Stephenson's patent for this design of engine was dated September 1816;
Stephenson's biographer, Samuel Smiles gives the date of the Duke of Portland's
engine as 1817; a French investigator Charles Dupin visited the railway in
mid-1817 but apparently saw no locomotive there; Galloway in his 'Annals
of Coal Mining' (1898) says the engine was "procured from Mr Stephenson"
in 1819.
The surviving records of the Kilmarnock & Troon Railway contain one mention
only. This is a complaint from a farmer, James Jack of Parkthorn (three miles
from Troon) about fire damage caused by "the Cinders from a Steam Engine
Waggon going along the Railway". The date of the entry in the minute-book
is 16th October 1821.
A recurring legend says that the engine was fitted with wooden wheels and
lasted on the K&T until 1848; another unsubstantiated story claimed it
was sent to the Gloucester & Cheltenham Tramroad, where it worked until
1839. And as usual, the notoriously inaccurate Clement Stretton muddied the
waters by illustrating the engine as a four-wheeler.

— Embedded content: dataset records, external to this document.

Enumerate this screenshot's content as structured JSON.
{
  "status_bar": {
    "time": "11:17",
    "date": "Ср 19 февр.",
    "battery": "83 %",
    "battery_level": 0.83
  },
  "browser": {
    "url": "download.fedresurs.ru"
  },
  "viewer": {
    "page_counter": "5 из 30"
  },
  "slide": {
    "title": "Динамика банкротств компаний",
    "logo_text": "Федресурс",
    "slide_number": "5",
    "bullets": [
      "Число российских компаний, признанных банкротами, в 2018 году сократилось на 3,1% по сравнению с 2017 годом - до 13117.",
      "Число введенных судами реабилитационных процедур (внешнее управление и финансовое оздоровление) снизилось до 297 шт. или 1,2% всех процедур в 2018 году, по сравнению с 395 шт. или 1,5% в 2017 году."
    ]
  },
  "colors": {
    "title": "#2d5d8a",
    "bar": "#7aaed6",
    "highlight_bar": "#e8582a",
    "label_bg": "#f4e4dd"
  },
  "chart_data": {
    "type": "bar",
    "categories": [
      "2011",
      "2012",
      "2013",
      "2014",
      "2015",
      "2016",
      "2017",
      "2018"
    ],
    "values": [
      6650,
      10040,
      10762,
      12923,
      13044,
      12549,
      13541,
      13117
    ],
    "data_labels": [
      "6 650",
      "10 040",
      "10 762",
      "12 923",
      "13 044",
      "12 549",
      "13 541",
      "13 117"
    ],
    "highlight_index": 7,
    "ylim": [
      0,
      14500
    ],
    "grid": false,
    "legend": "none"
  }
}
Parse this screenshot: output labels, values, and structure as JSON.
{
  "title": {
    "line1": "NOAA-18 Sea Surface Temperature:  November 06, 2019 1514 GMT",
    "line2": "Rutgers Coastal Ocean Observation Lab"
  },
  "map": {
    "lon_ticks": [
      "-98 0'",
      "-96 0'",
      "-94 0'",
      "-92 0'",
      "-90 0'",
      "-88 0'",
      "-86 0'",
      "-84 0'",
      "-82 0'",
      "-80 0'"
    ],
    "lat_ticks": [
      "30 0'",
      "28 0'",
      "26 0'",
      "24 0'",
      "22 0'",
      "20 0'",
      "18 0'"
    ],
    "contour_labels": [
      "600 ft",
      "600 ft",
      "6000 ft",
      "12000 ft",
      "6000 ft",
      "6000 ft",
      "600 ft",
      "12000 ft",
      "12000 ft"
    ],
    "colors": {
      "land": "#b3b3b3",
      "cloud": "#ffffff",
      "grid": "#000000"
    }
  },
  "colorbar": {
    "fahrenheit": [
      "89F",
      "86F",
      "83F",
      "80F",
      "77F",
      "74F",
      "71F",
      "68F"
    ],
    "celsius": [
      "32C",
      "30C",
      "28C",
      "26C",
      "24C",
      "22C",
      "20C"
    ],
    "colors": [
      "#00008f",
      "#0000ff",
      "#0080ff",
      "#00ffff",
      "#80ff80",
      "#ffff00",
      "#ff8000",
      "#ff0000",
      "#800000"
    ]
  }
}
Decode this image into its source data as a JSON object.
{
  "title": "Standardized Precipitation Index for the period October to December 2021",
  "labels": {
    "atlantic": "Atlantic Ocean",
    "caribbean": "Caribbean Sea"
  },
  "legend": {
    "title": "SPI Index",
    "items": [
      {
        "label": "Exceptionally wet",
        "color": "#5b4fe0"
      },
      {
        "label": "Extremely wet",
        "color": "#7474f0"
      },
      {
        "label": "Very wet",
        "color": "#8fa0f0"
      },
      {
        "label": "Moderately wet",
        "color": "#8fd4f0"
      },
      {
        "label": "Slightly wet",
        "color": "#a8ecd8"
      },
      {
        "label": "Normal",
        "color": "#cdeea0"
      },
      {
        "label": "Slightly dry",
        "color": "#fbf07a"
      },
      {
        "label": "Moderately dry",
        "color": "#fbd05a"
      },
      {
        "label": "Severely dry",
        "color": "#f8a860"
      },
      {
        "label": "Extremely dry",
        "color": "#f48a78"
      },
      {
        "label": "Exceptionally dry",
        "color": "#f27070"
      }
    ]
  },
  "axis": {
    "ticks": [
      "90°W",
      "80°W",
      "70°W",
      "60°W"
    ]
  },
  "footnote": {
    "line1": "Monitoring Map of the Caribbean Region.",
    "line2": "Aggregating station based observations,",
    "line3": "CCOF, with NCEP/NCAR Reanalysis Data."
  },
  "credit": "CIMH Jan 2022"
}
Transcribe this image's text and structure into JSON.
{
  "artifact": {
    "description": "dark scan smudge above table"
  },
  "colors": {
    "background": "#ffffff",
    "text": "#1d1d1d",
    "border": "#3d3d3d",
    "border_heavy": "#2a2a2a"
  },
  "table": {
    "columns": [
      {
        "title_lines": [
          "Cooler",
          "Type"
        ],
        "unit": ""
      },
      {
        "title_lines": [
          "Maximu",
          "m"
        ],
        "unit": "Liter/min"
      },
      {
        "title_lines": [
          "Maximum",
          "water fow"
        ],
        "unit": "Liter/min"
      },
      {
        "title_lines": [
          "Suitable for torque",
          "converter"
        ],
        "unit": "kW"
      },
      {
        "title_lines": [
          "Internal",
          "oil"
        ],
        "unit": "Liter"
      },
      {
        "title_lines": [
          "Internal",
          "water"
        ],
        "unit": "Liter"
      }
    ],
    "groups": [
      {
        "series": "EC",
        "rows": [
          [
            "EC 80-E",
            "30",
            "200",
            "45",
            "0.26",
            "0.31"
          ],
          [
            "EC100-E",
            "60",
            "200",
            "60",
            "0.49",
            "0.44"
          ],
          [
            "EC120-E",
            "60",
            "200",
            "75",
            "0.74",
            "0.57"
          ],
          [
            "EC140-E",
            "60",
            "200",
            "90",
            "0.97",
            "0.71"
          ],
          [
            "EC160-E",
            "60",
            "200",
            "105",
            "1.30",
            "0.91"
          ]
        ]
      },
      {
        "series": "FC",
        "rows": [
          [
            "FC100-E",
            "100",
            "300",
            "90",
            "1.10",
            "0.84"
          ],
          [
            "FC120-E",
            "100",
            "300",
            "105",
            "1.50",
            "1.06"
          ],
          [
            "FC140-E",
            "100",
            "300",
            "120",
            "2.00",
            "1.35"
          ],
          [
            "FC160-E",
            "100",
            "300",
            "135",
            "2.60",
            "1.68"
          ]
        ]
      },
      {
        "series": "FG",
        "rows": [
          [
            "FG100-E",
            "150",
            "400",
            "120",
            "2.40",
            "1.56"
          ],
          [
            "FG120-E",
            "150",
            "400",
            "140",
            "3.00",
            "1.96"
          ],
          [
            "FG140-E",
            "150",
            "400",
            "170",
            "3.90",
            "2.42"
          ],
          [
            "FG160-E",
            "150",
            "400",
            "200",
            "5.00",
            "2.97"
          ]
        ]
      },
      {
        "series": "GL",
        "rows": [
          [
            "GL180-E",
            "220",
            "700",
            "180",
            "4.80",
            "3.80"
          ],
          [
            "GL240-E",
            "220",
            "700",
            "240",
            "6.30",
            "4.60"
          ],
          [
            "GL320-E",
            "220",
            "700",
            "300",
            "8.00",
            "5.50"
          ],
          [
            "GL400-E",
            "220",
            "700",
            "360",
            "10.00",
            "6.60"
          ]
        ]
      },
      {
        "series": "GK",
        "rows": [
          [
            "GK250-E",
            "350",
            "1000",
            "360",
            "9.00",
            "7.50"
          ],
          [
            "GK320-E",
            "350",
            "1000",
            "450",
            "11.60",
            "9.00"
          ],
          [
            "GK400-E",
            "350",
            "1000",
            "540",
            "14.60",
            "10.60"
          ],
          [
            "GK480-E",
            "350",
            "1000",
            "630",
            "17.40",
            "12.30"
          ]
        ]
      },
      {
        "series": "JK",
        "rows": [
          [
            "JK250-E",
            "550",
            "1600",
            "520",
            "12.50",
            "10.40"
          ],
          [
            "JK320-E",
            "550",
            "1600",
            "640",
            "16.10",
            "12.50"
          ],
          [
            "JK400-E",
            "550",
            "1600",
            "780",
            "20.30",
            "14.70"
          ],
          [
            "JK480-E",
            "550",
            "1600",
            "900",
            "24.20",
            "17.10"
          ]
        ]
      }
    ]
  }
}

At least the engine's departure from the K&T is now definitely known.
Recent research by Alan Brotchie in the archives of the Earl of Elgin revealed
notes of correspondence in August and September 1824 with Alexander Guthrie,
the Duke of Portland's coal overseer at Kilmarnock. This was about a "travelling
engine" sent from Kilmarnock to the Earl of Elgin's railway at Charlestown
in Fife, and purchased for £70. A letter to Guthrie dated 2nd October
1824 suggests that the engine arrived at Charlestown in September, but "I
am sorry to say that from the small strength of our Rails we find it will
not answer our waggonway." From 1825 it was used as a stationary pumping
engine in a limestone quarry at Charlestown, and in 1830 it was moved to
one of the Earl's coal pits, somewhere near Dunfermline. Working a pump at
this rather vague location is the last authentic record of the first locomotive
in Scotland.
Perhaps some contemporary note of its first appearance at Kilmarnock may
yet turn up - I hope so, but this now seems
unlikely.
Ref. A. W. Brotchie & H. Jack: Early
Railways of West Fife. Stenlake Publishing Ltd, 2007.